Danazol: Used to suppress the ovarian cycle, this drug reduces premenstrual symptoms, but it has its own set adverse effects, including weight gain, hot flashes, mood instability, vaginal dryness, and an intensification of masculine characteristics, which limit its use as a PMDD drug.
Birth control pills:Oral contraceptives seem to alleviate the physical symptoms of PMDD, such as breast tenderness and bloating, but do not affect psychological symptoms.
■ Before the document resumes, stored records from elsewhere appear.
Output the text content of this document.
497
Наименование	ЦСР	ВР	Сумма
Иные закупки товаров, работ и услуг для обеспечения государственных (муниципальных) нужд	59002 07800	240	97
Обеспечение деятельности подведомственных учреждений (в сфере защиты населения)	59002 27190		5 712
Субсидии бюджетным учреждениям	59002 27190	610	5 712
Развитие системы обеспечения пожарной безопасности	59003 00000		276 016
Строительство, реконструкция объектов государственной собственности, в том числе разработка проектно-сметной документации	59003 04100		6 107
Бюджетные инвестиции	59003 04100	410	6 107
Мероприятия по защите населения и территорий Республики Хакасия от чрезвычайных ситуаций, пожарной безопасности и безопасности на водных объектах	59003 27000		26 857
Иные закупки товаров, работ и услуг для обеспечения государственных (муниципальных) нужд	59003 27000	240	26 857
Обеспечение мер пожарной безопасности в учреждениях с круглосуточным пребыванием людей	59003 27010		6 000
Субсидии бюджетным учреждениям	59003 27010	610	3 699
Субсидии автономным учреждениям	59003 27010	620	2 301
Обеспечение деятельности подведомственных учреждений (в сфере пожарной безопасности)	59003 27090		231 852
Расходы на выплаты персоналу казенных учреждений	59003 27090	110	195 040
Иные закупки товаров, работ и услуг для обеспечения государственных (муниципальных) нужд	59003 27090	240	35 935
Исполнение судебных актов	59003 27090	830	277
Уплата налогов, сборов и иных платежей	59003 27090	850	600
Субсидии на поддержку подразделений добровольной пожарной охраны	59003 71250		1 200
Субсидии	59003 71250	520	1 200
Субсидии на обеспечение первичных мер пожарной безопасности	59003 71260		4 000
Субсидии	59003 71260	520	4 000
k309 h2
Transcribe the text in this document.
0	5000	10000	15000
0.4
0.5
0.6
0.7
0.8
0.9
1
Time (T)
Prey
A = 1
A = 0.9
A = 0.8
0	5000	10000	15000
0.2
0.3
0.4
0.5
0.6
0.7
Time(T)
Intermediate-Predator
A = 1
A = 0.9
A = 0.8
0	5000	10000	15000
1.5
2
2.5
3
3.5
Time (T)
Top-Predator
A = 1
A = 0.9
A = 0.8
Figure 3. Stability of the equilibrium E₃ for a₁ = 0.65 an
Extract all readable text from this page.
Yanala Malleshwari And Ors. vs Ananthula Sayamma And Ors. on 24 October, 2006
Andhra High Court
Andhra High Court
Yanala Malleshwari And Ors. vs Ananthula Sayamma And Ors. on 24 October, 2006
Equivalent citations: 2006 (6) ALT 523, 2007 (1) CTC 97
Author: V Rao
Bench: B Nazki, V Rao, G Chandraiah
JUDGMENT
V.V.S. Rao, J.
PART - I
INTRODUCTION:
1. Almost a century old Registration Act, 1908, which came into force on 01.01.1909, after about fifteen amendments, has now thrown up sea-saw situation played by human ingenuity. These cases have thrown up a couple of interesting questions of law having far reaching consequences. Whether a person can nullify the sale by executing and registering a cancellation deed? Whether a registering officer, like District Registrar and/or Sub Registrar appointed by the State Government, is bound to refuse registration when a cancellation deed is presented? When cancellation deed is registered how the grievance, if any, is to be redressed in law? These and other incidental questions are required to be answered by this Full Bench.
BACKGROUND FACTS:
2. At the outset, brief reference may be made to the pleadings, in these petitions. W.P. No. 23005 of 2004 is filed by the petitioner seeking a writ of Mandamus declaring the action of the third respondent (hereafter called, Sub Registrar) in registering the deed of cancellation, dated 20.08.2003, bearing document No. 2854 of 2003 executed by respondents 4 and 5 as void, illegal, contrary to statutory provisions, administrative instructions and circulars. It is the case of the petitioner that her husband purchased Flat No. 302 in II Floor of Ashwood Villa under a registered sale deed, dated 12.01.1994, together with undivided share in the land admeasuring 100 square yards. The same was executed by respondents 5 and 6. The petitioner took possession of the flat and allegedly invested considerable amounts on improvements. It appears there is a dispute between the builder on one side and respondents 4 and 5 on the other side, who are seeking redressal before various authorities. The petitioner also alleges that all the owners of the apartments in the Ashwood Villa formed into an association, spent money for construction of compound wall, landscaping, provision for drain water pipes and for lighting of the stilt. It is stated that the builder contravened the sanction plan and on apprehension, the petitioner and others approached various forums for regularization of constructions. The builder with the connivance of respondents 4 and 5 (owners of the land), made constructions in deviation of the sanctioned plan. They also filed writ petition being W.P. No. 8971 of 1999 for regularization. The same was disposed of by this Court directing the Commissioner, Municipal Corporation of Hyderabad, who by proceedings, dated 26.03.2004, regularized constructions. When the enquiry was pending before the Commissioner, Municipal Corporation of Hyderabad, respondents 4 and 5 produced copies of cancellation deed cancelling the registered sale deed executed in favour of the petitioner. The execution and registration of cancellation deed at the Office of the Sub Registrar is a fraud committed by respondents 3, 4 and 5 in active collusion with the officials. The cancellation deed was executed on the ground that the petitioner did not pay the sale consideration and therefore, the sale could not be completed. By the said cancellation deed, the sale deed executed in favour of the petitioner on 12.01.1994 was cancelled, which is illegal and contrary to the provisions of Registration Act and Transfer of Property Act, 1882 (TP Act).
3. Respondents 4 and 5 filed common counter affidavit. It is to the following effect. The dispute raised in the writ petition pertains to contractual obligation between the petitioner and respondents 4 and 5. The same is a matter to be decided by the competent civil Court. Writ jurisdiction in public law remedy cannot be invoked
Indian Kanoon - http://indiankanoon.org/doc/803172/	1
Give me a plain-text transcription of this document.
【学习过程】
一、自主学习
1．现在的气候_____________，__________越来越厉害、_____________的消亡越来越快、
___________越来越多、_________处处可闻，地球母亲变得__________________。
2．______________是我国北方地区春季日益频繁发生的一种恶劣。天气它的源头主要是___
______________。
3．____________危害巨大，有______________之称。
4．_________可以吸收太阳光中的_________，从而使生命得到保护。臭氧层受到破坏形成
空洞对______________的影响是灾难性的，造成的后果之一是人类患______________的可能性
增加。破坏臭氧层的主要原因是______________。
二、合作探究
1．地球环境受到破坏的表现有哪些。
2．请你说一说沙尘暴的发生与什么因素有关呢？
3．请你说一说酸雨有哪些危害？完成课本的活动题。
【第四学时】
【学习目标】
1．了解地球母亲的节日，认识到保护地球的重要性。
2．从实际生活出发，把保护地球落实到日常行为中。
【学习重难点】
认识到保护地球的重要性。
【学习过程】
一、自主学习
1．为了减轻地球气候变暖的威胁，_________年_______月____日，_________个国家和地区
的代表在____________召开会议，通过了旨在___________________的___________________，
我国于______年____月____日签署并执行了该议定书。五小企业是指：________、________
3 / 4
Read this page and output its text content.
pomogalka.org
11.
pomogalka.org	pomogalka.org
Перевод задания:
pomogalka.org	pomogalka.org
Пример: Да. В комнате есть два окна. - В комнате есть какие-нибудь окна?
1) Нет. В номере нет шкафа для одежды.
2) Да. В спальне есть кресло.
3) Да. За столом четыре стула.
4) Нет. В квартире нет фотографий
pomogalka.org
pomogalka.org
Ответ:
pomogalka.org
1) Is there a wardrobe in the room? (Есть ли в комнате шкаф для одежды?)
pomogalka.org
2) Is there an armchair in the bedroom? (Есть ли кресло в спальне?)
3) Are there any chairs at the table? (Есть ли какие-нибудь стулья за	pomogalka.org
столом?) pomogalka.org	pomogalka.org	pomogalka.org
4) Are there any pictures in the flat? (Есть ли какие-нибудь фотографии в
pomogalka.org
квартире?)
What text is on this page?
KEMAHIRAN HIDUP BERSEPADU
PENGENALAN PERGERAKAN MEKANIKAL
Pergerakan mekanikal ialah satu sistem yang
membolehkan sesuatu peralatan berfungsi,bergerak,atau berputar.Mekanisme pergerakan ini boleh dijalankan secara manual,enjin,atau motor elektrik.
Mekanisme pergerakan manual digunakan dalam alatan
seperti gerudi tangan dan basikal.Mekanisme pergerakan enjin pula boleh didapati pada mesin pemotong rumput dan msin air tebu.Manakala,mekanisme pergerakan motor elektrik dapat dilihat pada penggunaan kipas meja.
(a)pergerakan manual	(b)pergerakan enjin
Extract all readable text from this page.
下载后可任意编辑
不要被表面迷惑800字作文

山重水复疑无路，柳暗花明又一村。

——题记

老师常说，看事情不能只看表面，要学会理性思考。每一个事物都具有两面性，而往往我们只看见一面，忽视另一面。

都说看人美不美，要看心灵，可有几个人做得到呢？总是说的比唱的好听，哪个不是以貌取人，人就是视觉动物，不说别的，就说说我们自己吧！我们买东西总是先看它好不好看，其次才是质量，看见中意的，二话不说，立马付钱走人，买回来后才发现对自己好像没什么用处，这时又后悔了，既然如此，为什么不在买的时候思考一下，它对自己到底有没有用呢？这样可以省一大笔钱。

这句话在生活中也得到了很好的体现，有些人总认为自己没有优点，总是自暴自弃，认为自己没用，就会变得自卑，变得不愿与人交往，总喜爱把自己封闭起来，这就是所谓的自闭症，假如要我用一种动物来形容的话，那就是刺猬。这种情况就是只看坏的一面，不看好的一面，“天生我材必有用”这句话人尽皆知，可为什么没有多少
In some women, the side effects of oral contraceptives worsen or mimic PMDD symptoms. In 2006, the FDA approved a new oral contraceptive that may have some significant benefits for PMDD. The birth control pill, called YAZ, has more days of active hormones than other low-dose contraceptives, which means that women experience fewer hormone fluctuations and fewer symptoms. With typical lowdose oral contraceptives, women take hormones for twenty-one days and then a placebo pill for seven days. In contrast, women on YAZ go off hormones for four days only. In a clinical study, 450 women with PMDD took either YAZ or a placebo pill. The results were significant: 48 percent of the women taking YAZ reported significant improvement in their PMDD symptoms, compared with 36 percent of women taking a placebo pill. However, YAZ contains a progestin called drospirenone, which may increase potassium levels and can lead to serious problems for women with kidney, liver, or adrenal disease.
Fact
Don’t get confused. YAZ and Yasmin are two different brands of contraceptives that sound alike and combine the same hormones, estradiol (an estrogen) and drospirenone (a progestin). However, YAZ has twenty-four days of active hormones and contains a 20-dose of the ethinyl estradiol, while Yasmin has the standard twenty-one days of active hormones and contains 30 mcgs of ethinyl estradiol.
Diuretics and NSAIDs
Diuretics and nonsteroidal anti-inflammatory drugs come both prescription and over-the-counter versions. NSAIDs are in reducing inflammation, while diuretics, such as spironolactone, reduce swelling, bloating, and weight gain.
SSRIs
Selective serotogenic reuptake inhibitors are becoming the drug of choice for PMDD. Several research trials have shown that SSRIs are both effective and have minimal side effects. A common SSRI is fluoxetine (sold under the brand name Sarafem or Prozac). Fluoxetine has been shown to reduce tension, irritability, and depression but is not as effective on physical symptoms. Its most common side effect is sexual dysfunction, such as decreased libido and the inability to orgasm. Sertaline, another SSRI, reduces both behavioral and physical symptoms, according to two randomized controlled trials. Paroxetine-controlled release has also proven effective when given during the luteal phase.
Essential
Some other drugs including dual-action antidepressants such as nefazodone, non-SSRI antidepressants such as bupropion and clo-mipramine, and anxiolytics (anti-anxiety medications) such as bus-pirone have all been shown to reduce one or more symptoms of PMDD.
Surgical Options
Surgery is a treatment of last resort for PMDD because it ends a woman’s fertility, and it cues the onset of menopause, which has its own set of physical symptoms. However, a hysterectomy (the surgical removal of the uterus), along with the removal of the ovaries (known as a bilateral oophorectomy) cures PMDD, while a hysterectomy alone can reduce symptoms.